Alexis Kalambry partage cet avis. Selon lui, la création de cette Web TV est un bon début, mais reste insuffisante. « C’est une initiative louable, mais elle ne peut pas être la réponse sécuritaire ultime. Les États de l’AES doivent investir dans des canaux d’information plus robustes pour atteindre efficacement leurs populations. La Web TV est un outil, mais elle n’est peut-être pas la solution la plus adaptée pour faire face aux menaces qui pèsent sur la région. »

Les deux analystes soulignent que, malgré les efforts déployés pour contrôler la communication au sein de l’AES, les médias occidentaux continuent de jouer un rôle important dans la perception internationale des pays membres. La récente suspension de LCI par la Haute Autorité de la Communication du Mali, et les appels pour que d’autres pays de l’AES emboîtent le pas, montrent que les gouvernements de la région cherchent à se déconnecter de ces sources d’information externes. Pourtant, comme le note Kalambry, « même si certaines positions ont pu éloigner une partie des populations de ces médias, les autorités restent vigilantes à ce qui se dit à l’international. »

En définitive, bien que la Web TV soit perçue comme un outil stratégique pour améliorer la communication interne et externe des membres de l’AES, des questions persistent sur son impact réel.
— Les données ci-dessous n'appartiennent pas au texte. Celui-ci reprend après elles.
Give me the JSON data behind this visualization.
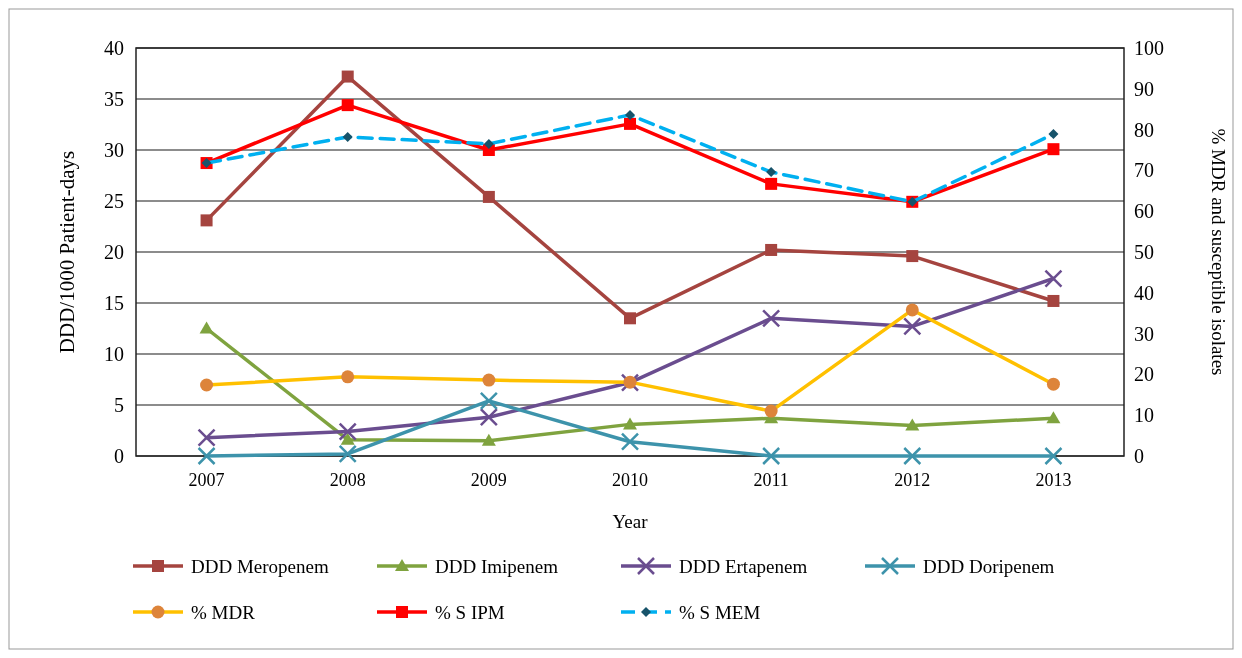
{
  "chart_data": {
    "type": "line",
    "xlabel": "Year",
    "ylabel": "DDD/1000 Patient-days",
    "y2label": "% MDR and susceptible isolates",
    "categories": [
      "2007",
      "2008",
      "2009",
      "2010",
      "2011",
      "2012",
      "2013"
    ],
    "ylim": [
      0,
      40
    ],
    "yticks": [
      0,
      5,
      10,
      15,
      20,
      25,
      30,
      35,
      40
    ],
    "y2lim": [
      0,
      100
    ],
    "y2ticks": [
      0,
      10,
      20,
      30,
      40,
      50,
      60,
      70,
      80,
      90,
      100
    ],
    "grid": "y",
    "legend": "bottom",
    "series": [
      {
        "name": "DDD Meropenem",
        "color": "#a5443f",
        "marker": "square",
        "values": [
          23.1,
          37.2,
          25.4,
          13.5,
          20.2,
          19.6,
          15.2
        ]
      },
      {
        "name": "DDD Imipenem",
        "color": "#7fa33f",
        "marker": "triangle",
        "values": [
          12.5,
          1.6,
          1.5,
          3.1,
          3.7,
          3.0,
          3.7
        ]
      },
      {
        "name": "DDD Ertapenem",
        "color": "#6a4d8f",
        "marker": "cross",
        "values": [
          1.8,
          2.4,
          3.8,
          7.2,
          13.5,
          12.7,
          17.4
        ]
      },
      {
        "name": "DDD Doripenem",
        "color": "#3d93ab",
        "marker": "cross",
        "values": [
          0,
          0.2,
          5.4,
          1.4,
          0,
          0,
          0
        ]
      },
      {
        "name": "% MDR",
        "color": "#ffc000",
        "marker": "circle",
        "axis": "y2",
        "values": [
          17.4,
          19.4,
          18.6,
          18.1,
          11.0,
          35.8,
          17.6
        ]
      },
      {
        "name": "% S IPM",
        "color": "#ff0000",
        "marker": "square",
        "axis": "y2",
        "values": [
          71.8,
          86.0,
          75.0,
          81.4,
          66.7,
          62.3,
          75.2
        ]
      },
      {
        "name": "% S MEM",
        "color": "#00b0f0",
        "marker": "diamond",
        "line_style": "dashed",
        "axis": "y2",
        "values": [
          71.8,
          78.2,
          76.5,
          83.6,
          69.6,
          62.3,
          78.9
        ]
      }
    ]
  }
}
La sécurité régionale ne peut être assurée par la seule communication. La capacité de l’AES à gérer efficacement ses ressources naturelles et à promouvoir une véritable intégration économique demeure un défi crucial à relever.

En espérant que cette nouvelle stratégie médiatique permette à l’Alliance des États du Sahel de renforcer son influence sur la scène internationale, il reste à voir si elle pourra répondre aux attentes des populations locales tout en s’imposant comme un acteur incontournable dans la stabilisation et le développement de la région sahélo-saharienne.